This implementation has several key advantages:

  1. Scheduled Execution: The model runs on a schedule rather than being event-triggered, allowing for controlled retry attempts
  2. Label-Based Tracking: It uses document labels with incrementing counters (e.g., “retry-1”, “retry-2”) to track attempts
  3. Configurable Retry Limit: It applies a cap on retry attempts before marking as permanently failed
  4. Efficient Filtering: It uses query filters to only process documents that need attention

Implementing a Failure Notification Model

For reporting failures to external systems, implement a scheduled model that checks for failed documents:

def check_failures(event: ScheduledEvent, document_store_ref: str, 
                   failed_status_id: str, notification_endpoint: str):
    
    # Get necessary endpoints
    client = KodexaClient()
    document_store = client.get_object_by_ref("store", document_store_ref)
    
    # Find documents in failed status without notification label
    query = f"documentStatus.id:'{failed_status_id}' and not(label:'failure_reported')"
    failed_docs = document_store.stream_filter(query)
    
    for doc in failed_docs:
        # Notify external system
        response = notify_external_system(notification_endpoint, doc)
        if response.status_code == 200:
            # Mark as reported
            doc.add_label("failure_reported")
            # Optionally update to a different status
            doc.set_document_status(fail_reported_status)

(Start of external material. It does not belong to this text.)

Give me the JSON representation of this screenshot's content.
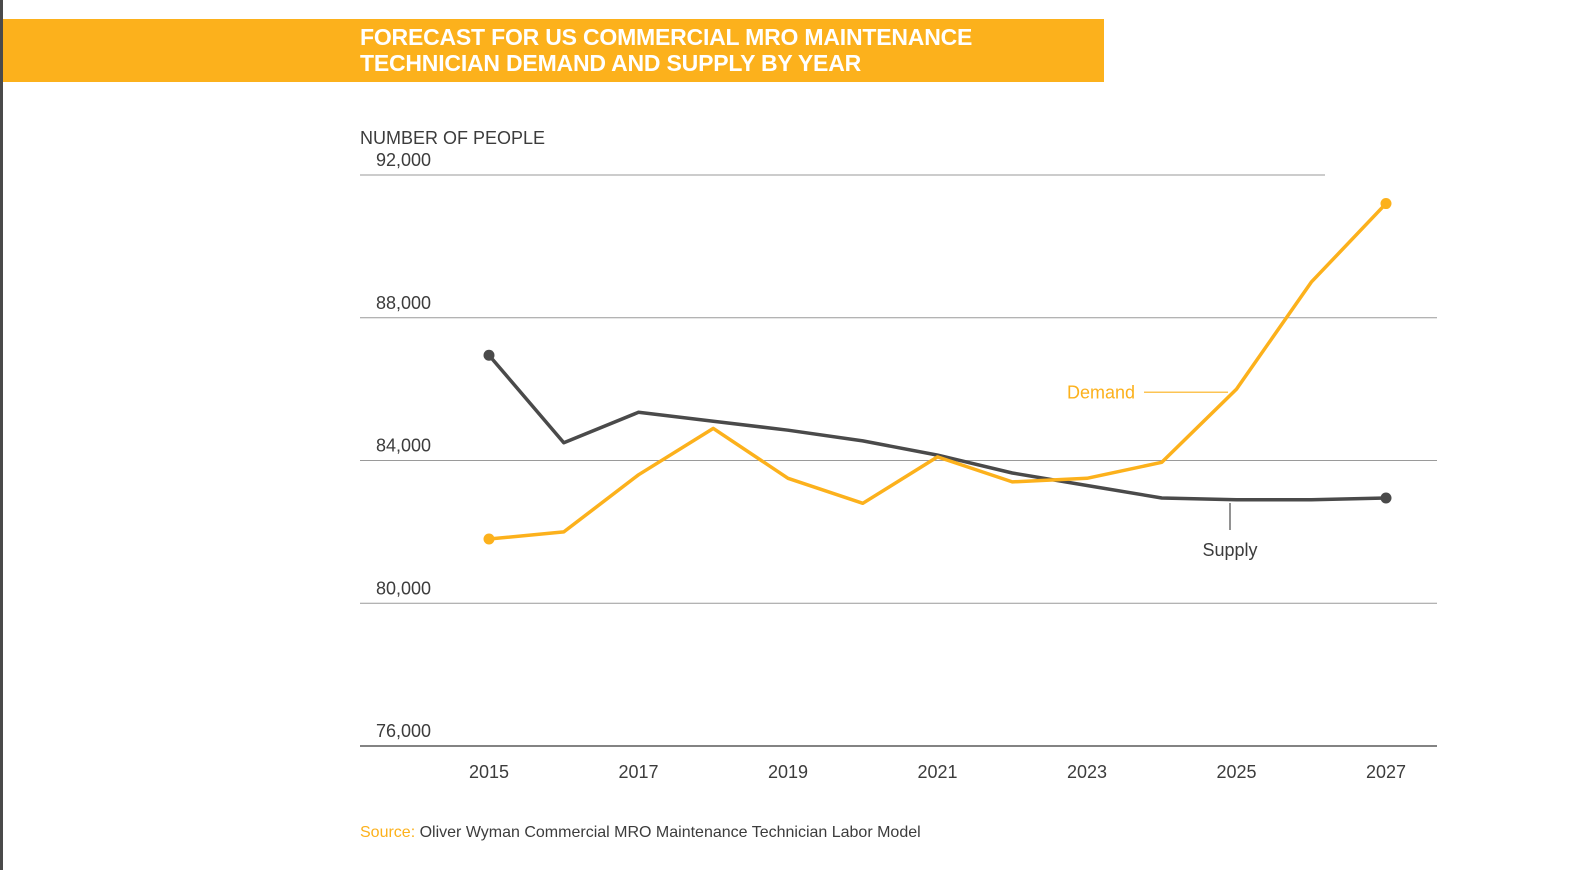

This approach allows you to:

  1. Pause retries during system issues without losing track of failures
  2. Create dedicated monitoring for failure conditions
  3. Control the cadence of failure reporting independently from processing

Implementation Considerations

When implementing this state-based approach:

  1. Separation of Concerns: Keep retry logic separate from normal processing pipelines
  2. Stateful Tracking: Use document labels or status to track progress through the workflow
  3. Progressive Processing: Ensure documents flow through the state machine with clear transitions
  4. Controlled Scheduling: Use scheduled events rather than reactive ones for error handling and retries

Conclusion

The state machine approach provides a robust foundation for document processing in Kodexa. By explicitly modeling state transitions and separating failure handling from normal processing flow, your pipelines become more reliable and maintainable.

Rather than building event-driven architectures that react to every document change, focus on defining clear document states, making explicit transitions between states, and implementing resilient error handling through scheduled models. This approach will result in more predictable behavior and easier system maintenance as your document processing needs grow.